Effect of Intraoperative Dexmedetomidine on Post-Craniotomy Pain.

ABSTRACT

PURPOSE: Pain management for patients who have undergone a craniotomy remains challenging. This study aimed to determine whether intraoperative dexmedetomidine could reduce postoperative pain, analgesic consumption, and possible adverse events in patients after craniotomy. METHODS: Eighty patients scheduled for elective supratentorial craniotomy under sevoflurane-fentanyl anesthesia were randomly allocated into two equal groups, to receive a continuous dexmedetomidine infusion of 0.5 µg/kg/h or placebo, beginning after induction and continuing until the start of skin closure. Intravenous tramadol (0.5 mg/kg) was administered to achieve an 11-point verbal rating scale (a discrete 0-10 scale) score of 4 or less in the postanesthesia care unit and, thereafter, on the ward. Pain scores, tramadol consumption, sedation scores, postoperative nausea and vomiting (PONV) scores, and other adverse events were recorded in the first 24 hours postoperatively. FINDINGS: Seventy-six patients were included in the analyses. Demographic data, surgical characteristics, and sedation levels were similar between the groups. Dexmedetomidine reduced pain scores (30 minutes, P = 0.041; 2 hours, P = 0.021) and tramadol consumption (0-2 hours, P = 0.043; 0-6 hours, P = 0.006; 0-12 hours, P = 0.023; 0-24 hours, P = 0.040) postoperatively.
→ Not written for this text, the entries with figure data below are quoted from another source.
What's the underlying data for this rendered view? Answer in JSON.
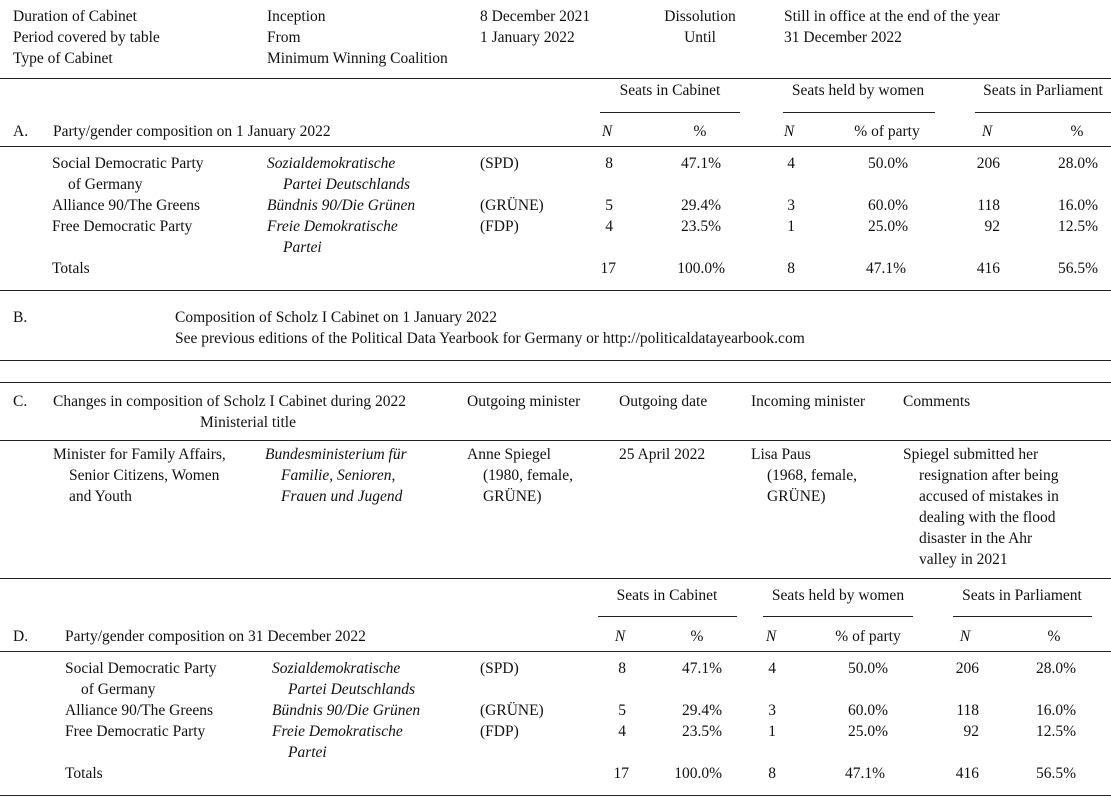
{
  "header": {
    "rows": [
      [
        "Duration of Cabinet",
        "Inception",
        "8 December 2021",
        "Dissolution",
        "Still in office at the end of the year"
      ],
      [
        "Period covered by table",
        "From",
        "1 January 2022",
        "Until",
        "31 December 2022"
      ],
      [
        "Type of Cabinet",
        "Minimum Winning Coalition"
      ]
    ]
  },
  "section_a": {
    "label": "A.",
    "title": "Party/gender composition on 1 January 2022",
    "column_groups": [
      "Seats in Cabinet",
      "Seats held by women",
      "Seats in Parliament"
    ],
    "subheaders": [
      "N",
      "%",
      "N",
      "% of party",
      "N",
      "%"
    ],
    "rows": [
      {
        "party": [
          "Social Democratic Party",
          "of Germany"
        ],
        "native": [
          "Sozialdemokratische",
          "Partei Deutschlands"
        ],
        "abbreviation": "(SPD)",
        "values": [
          "8",
          "47.1%",
          "4",
          "50.0%",
          "206",
          "28.0%"
        ]
      },
      {
        "party": [
          "Alliance 90/The Greens"
        ],
        "native": [
          "Bündnis 90/Die Grünen"
        ],
        "abbreviation": "(GRÜNE)",
        "values": [
          "5",
          "29.4%",
          "3",
          "60.0%",
          "118",
          "16.0%"
        ]
      },
      {
        "party": [
          "Free Democratic Party"
        ],
        "native": [
          "Freie Demokratische",
          "Partei"
        ],
        "abbreviation": "(FDP)",
        "values": [
          "4",
          "23.5%",
          "1",
          "25.0%",
          "92",
          "12.5%"
        ]
      }
    ],
    "totals": {
      "label": "Totals",
      "values": [
        "17",
        "100.0%",
        "8",
        "47.1%",
        "416",
        "56.5%"
      ]
    }
  },
  "section_b": {
    "label": "B.",
    "lines": [
      "Composition of Scholz I Cabinet on 1 January 2022",
      "See previous editions of the Political Data Yearbook for Germany or http://politicaldatayearbook.com"
    ]
  },
  "section_c": {
    "label": "C.",
    "title": "Changes in composition of Scholz I Cabinet during 2022",
    "columns": [
      "Ministerial title",
      "Outgoing minister",
      "Outgoing date",
      "Incoming minister",
      "Comments"
    ],
    "row": {
      "title": [
        "Minister for Family Affairs,",
        "Senior Citizens, Women",
        "and Youth"
      ],
      "native": [
        "Bundesministerium für",
        "Familie, Senioren,",
        "Frauen und Jugend"
      ],
      "outgoing": [
        "Anne Spiegel",
        "(1980, female,",
        "GRÜNE)"
      ],
      "date": "25 April 2022",
      "incoming": [
        "Lisa Paus",
        "(1968, female,",
        "GRÜNE)"
      ],
      "comments": [
        "Spiegel submitted her",
        "resignation after being",
        "accused of mistakes in",
        "dealing with the flood",
        "disaster in the Ahr",
        "valley in 2021"
      ]
    }
  },
  "section_d": {
    "label": "D.",
    "title": "Party/gender composition on 31 December 2022",
    "column_groups": [
      "Seats in Cabinet",
      "Seats held by women",
      "Seats in Parliament"
    ],
    "subheaders": [
      "N",
      "%",
      "N",
      "% of party",
      "N",
      "%"
    ],
    "rows": [
      {
        "party": [
          "Social Democratic Party",
          "of Germany"
        ],
        "native": [
          "Sozialdemokratische",
          "Partei Deutschlands"
        ],
        "abbreviation": "(SPD)",
        "values": [
          "8",
          "47.1%",
          "4",
          "50.0%",
          "206",
          "28.0%"
        ]
      },
      {
        "party": [
          "Alliance 90/The Greens"
        ],
        "native": [
          "Bündnis 90/Die Grünen"
        ],
        "abbreviation": "(GRÜNE)",
        "values": [
          "5",
          "29.4%",
          "3",
          "60.0%",
          "118",
          "16.0%"
        ]
      },
      {
        "party": [
          "Free Democratic Party"
        ],
        "native": [
          "Freie Demokratische",
          "Partei"
        ],
        "abbreviation": "(FDP)",
        "values": [
          "4",
          "23.5%",
          "1",
          "25.0%",
          "92",
          "12.5%"
        ]
      }
    ],
    "totals": {
      "label": "Totals",
      "values": [
        "17",
        "100.0%",
        "8",
        "47.1%",
        "416",
        "56.5%"
      ]
    }
  }
}
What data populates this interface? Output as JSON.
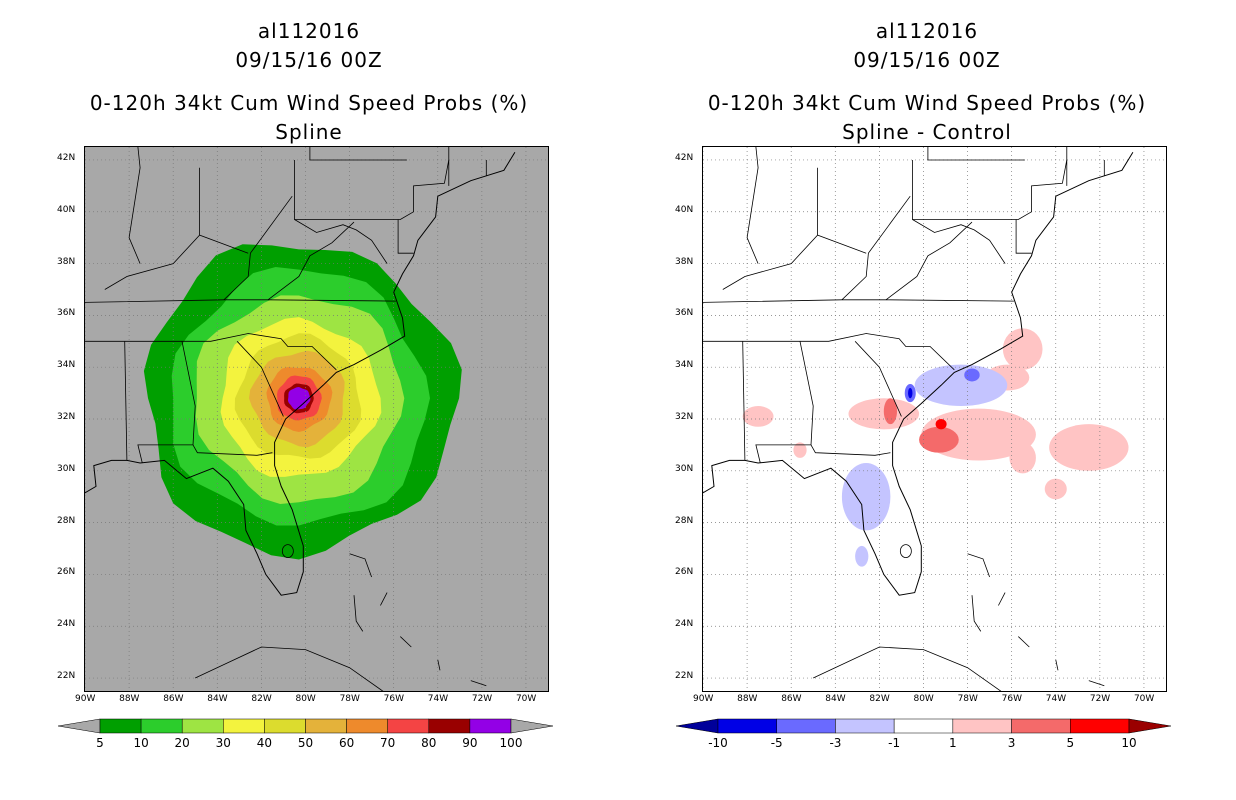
{
  "chart_data": [
    {
      "type": "heatmap",
      "storm_id": "al112016",
      "datetime": "09/15/16 00Z",
      "title": "0-120h 34kt Cum Wind Speed Probs (%)",
      "subtitle": "Spline",
      "lon_ticks": [
        "90W",
        "88W",
        "86W",
        "84W",
        "82W",
        "80W",
        "78W",
        "76W",
        "74W",
        "72W",
        "70W"
      ],
      "lat_ticks": [
        "42N",
        "40N",
        "38N",
        "36N",
        "34N",
        "32N",
        "30N",
        "28N",
        "26N",
        "24N",
        "22N"
      ],
      "xlim": [
        -90,
        -69
      ],
      "ylim": [
        21.5,
        42.5
      ],
      "background_color": "#a8a8a8",
      "center": {
        "lon": -80.3,
        "lat": 32.8
      },
      "contours": [
        {
          "level": 5,
          "color": "#009f00",
          "radius_deg": 6.3
        },
        {
          "level": 10,
          "color": "#2ccd2c",
          "radius_deg": 5.2
        },
        {
          "level": 20,
          "color": "#9ee443",
          "radius_deg": 4.2
        },
        {
          "level": 30,
          "color": "#f3f33e",
          "radius_deg": 3.2
        },
        {
          "level": 40,
          "color": "#dcdc2e",
          "radius_deg": 2.5
        },
        {
          "level": 50,
          "color": "#e4b23a",
          "radius_deg": 1.9
        },
        {
          "level": 60,
          "color": "#ee8a2c",
          "radius_deg": 1.3
        },
        {
          "level": 70,
          "color": "#f44444",
          "radius_deg": 0.9
        },
        {
          "level": 80,
          "color": "#990000",
          "radius_deg": 0.6
        },
        {
          "level": 90,
          "color": "#9300e6",
          "radius_deg": 0.45
        }
      ],
      "colorbar": {
        "labels": [
          "5",
          "10",
          "20",
          "30",
          "40",
          "50",
          "60",
          "70",
          "80",
          "90",
          "100"
        ],
        "colors": [
          "#009f00",
          "#2ccd2c",
          "#9ee443",
          "#f3f33e",
          "#dcdc2e",
          "#e4b23a",
          "#ee8a2c",
          "#f44444",
          "#990000",
          "#9300e6"
        ],
        "end_color": "#a8a8a8"
      }
    },
    {
      "type": "heatmap",
      "storm_id": "al112016",
      "datetime": "09/15/16 00Z",
      "title": "0-120h 34kt Cum Wind Speed Probs (%)",
      "subtitle": "Spline - Control",
      "lon_ticks": [
        "90W",
        "88W",
        "86W",
        "84W",
        "82W",
        "80W",
        "78W",
        "76W",
        "74W",
        "72W",
        "70W"
      ],
      "lat_ticks": [
        "42N",
        "40N",
        "38N",
        "36N",
        "34N",
        "32N",
        "30N",
        "28N",
        "26N",
        "24N",
        "22N"
      ],
      "xlim": [
        -90,
        -69
      ],
      "ylim": [
        21.5,
        42.5
      ],
      "background_color": "#ffffff",
      "regions": [
        {
          "level": "1 to 3",
          "color": "#ffc4c4",
          "lon": -81.8,
          "lat": 32.2,
          "rx": 1.6,
          "ry": 0.6
        },
        {
          "level": "1 to 3",
          "color": "#ffc4c4",
          "lon": -77.5,
          "lat": 31.4,
          "rx": 2.6,
          "ry": 1.0
        },
        {
          "level": "1 to 3",
          "color": "#ffc4c4",
          "lon": -75.5,
          "lat": 34.7,
          "rx": 0.9,
          "ry": 0.8
        },
        {
          "level": "1 to 3",
          "color": "#ffc4c4",
          "lon": -76.2,
          "lat": 33.6,
          "rx": 1.0,
          "ry": 0.5
        },
        {
          "level": "1 to 3",
          "color": "#ffc4c4",
          "lon": -72.5,
          "lat": 30.9,
          "rx": 1.8,
          "ry": 0.9
        },
        {
          "level": "1 to 3",
          "color": "#ffc4c4",
          "lon": -75.5,
          "lat": 30.5,
          "rx": 0.6,
          "ry": 0.6
        },
        {
          "level": "1 to 3",
          "color": "#ffc4c4",
          "lon": -74.0,
          "lat": 29.3,
          "rx": 0.5,
          "ry": 0.4
        },
        {
          "level": "1 to 3",
          "color": "#ffc4c4",
          "lon": -87.5,
          "lat": 32.1,
          "rx": 0.7,
          "ry": 0.4
        },
        {
          "level": "1 to 3",
          "color": "#ffc4c4",
          "lon": -85.6,
          "lat": 30.8,
          "rx": 0.3,
          "ry": 0.3
        },
        {
          "level": "3 to 5",
          "color": "#f46a6a",
          "lon": -79.3,
          "lat": 31.2,
          "rx": 0.9,
          "ry": 0.5
        },
        {
          "level": "3 to 5",
          "color": "#f46a6a",
          "lon": -81.5,
          "lat": 32.3,
          "rx": 0.3,
          "ry": 0.5
        },
        {
          "level": "5 to 10",
          "color": "#ff0000",
          "lon": -79.2,
          "lat": 31.8,
          "rx": 0.25,
          "ry": 0.2
        },
        {
          "level": "-3 to -1",
          "color": "#c4c4ff",
          "lon": -78.3,
          "lat": 33.3,
          "rx": 2.1,
          "ry": 0.8
        },
        {
          "level": "-3 to -1",
          "color": "#c4c4ff",
          "lon": -82.6,
          "lat": 29.0,
          "rx": 1.1,
          "ry": 1.3
        },
        {
          "level": "-3 to -1",
          "color": "#c4c4ff",
          "lon": -82.8,
          "lat": 26.7,
          "rx": 0.3,
          "ry": 0.4
        },
        {
          "level": "-5 to -3",
          "color": "#6a6aff",
          "lon": -80.6,
          "lat": 33.0,
          "rx": 0.25,
          "ry": 0.35
        },
        {
          "level": "-5 to -3",
          "color": "#6a6aff",
          "lon": -77.8,
          "lat": 33.7,
          "rx": 0.35,
          "ry": 0.25
        },
        {
          "level": "-10 to -5",
          "color": "#0000e6",
          "lon": -80.6,
          "lat": 33.0,
          "rx": 0.1,
          "ry": 0.2
        }
      ],
      "colorbar": {
        "labels": [
          "-10",
          "-5",
          "-3",
          "-1",
          "1",
          "3",
          "5",
          "10"
        ],
        "colors": [
          "#0000e6",
          "#6a6aff",
          "#c4c4ff",
          "#ffffff",
          "#ffc4c4",
          "#f46a6a",
          "#ff0000"
        ],
        "low_end_color": "#00009a",
        "high_end_color": "#9a0000"
      }
    }
  ]
}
Dexmedetomidine also reduced PONV scores at 20, 60, 90, 120, and 240 minutes (P = 0.038, 0.022, 0.018, 0.037, 0.016, respectively). The dexmedetomidine group exhibited fewer PONV events that required treatment (P = 0.005). IMPLICATIONS Intraoperative dexmedetomidine infusion was effective for reducing pain and analgesic consumption after craniotomy. In addition, dexmedetomidine may help to reduce PONV in patients after craniotomy treated with tramadol postoperatively. Chinese Clinical Trial Register identifier ChiCTR-TRC-13003598.